While I study fairly hard, I want you to know that learning the language is not always my top priority. At the end of a long day of teaching, the last thing I want to do is use my brain more.  I want to spend time with my husband or work on creative projects; sometimes I even want to just sit on the couch, exhausted, and not do anything. I think that as someone who wants to live here long term, it is definitely my responsibility to learn the pervasive language, but it's not going to happen overnight. 

What has made this experience so much better is those who have come alongside my husband and I and helped us in different ways, from apartment hunting to language practice. They come in to our lives without judgment, and are encouraging when we need it.  They show us that living in this new place that we've come to love is, in fact, a possibility. These are the things that make it worth it. 
What I want you to know is that when living in a foreign country where the majority of people don't look like me, I am painfully aware of my own differences.  I know I look different.  I am treated differently because of this, and I've had to shake it off quite a lot. I went from being fairly "normal" to the walking oddity, something to be played with or used for entertainment. What has kept me from going crazy are the people who try to build a relationship with my husband and me and treat us like human beings, just like they are. While there are still a lot of people who stare at those different from them, a growing number of people have become open to learning about new cultures and people.  
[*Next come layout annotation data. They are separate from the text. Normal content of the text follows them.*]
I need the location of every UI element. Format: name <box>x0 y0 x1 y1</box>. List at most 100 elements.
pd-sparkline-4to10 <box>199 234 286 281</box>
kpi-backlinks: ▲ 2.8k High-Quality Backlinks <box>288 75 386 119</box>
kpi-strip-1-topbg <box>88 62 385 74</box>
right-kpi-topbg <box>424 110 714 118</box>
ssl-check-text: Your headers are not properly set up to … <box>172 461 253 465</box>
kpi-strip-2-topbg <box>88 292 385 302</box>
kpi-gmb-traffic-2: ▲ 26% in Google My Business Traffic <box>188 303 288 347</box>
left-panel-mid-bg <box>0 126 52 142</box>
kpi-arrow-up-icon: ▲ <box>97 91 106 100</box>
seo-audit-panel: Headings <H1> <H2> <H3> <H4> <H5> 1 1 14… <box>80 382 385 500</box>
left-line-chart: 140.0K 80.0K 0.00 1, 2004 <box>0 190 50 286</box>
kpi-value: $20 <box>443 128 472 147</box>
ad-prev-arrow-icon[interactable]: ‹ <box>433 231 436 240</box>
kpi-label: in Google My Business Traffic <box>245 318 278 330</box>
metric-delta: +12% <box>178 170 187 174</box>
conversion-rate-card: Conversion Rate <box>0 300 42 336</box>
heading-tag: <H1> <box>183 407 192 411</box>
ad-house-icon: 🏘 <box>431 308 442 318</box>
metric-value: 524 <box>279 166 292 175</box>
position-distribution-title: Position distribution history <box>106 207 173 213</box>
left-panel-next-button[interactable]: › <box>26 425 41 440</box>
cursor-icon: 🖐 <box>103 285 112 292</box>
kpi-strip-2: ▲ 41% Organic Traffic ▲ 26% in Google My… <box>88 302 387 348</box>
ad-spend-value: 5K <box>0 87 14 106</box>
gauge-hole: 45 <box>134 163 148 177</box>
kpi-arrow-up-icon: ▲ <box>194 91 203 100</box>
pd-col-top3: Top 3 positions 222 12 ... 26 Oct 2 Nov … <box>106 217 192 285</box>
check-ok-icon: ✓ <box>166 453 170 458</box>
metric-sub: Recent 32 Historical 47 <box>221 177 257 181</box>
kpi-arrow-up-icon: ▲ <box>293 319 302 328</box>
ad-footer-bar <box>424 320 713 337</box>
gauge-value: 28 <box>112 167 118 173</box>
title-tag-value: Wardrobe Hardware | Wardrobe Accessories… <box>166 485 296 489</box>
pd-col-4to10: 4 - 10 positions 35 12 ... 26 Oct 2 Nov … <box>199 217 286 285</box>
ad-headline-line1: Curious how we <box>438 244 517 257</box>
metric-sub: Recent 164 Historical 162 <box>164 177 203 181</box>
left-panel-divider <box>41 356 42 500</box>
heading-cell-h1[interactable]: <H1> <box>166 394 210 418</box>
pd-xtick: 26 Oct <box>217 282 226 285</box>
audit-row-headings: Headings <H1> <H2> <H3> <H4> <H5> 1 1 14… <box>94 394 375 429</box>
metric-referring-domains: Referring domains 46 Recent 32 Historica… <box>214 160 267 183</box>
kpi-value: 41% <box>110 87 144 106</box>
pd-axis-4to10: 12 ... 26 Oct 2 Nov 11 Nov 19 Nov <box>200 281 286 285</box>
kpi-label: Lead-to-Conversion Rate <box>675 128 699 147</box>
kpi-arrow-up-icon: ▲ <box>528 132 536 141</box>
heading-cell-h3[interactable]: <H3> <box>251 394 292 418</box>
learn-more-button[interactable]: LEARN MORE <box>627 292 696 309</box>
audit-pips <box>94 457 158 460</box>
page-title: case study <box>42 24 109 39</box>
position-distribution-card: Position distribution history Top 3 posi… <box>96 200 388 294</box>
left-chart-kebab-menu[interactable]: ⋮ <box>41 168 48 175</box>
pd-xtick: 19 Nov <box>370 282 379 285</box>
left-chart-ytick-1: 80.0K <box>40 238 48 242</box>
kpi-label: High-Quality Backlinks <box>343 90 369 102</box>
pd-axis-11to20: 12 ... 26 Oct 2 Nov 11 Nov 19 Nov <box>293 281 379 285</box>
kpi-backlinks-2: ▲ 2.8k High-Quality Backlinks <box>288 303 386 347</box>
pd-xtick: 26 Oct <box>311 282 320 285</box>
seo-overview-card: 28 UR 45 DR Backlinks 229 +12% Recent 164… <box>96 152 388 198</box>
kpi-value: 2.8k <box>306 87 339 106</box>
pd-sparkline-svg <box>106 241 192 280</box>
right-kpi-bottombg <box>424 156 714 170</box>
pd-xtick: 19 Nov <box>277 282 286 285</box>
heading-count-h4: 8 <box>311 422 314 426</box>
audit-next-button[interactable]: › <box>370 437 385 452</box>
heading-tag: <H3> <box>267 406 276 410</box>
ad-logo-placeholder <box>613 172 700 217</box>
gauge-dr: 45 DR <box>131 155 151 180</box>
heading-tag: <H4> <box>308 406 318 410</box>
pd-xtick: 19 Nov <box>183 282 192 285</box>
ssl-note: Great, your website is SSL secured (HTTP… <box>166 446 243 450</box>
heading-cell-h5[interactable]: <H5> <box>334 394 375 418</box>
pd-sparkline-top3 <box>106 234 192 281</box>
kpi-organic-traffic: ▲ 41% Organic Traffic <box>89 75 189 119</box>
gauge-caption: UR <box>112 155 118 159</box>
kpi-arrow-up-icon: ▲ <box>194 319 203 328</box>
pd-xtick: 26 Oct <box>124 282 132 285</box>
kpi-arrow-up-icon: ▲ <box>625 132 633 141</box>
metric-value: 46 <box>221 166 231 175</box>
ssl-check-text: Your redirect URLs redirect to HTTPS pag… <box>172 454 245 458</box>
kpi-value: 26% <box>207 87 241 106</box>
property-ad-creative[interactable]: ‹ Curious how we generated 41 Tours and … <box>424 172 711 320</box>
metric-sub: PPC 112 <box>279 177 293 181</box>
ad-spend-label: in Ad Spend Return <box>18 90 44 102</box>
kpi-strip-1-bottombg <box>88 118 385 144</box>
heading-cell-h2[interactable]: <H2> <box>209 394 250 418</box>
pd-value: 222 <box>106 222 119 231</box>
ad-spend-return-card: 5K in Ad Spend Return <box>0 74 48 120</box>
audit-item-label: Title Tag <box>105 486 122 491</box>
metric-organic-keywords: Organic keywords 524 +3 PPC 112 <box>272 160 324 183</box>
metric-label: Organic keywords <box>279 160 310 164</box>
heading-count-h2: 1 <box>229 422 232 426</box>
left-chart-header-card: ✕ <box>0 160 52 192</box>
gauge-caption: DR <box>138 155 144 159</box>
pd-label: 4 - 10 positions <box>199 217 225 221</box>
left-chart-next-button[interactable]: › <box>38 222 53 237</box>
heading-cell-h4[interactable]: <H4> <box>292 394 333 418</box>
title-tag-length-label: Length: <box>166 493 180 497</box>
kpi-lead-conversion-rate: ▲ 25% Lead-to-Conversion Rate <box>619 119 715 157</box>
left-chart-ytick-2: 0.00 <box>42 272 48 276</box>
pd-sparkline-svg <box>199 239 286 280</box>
So why do these things matter? I know that when I was living in the US, I sometimes got frustrated with those who could not express themselves as quickly as I thought necessary. I confess to secretly thinking that they should hurry up and learn English already.  My experience has taught me to have patience with those who are newcomers to my country because I have been that person. I've learned that being in a new place is often alienating and painfully lonely, and just having one or two people who smile with kindness or help when I'm really struggling with something can make that experience so much more wonderful.

I encourage you to look with kindness and compassion on those who are coming to your country as an outsider.  I don't seek pity from those around me, nor do I want to be treated like a child. I have a desire to live life fully and to develop deep relationships.  Be patient. Remember that someone's identity is not whether or not they are foreign. Being friends and working through cultural our language barriers can be difficult and awkward, but I can promise that investing in relationships like these can not only change the lives of others, it will change your own in ways you never could have imagined.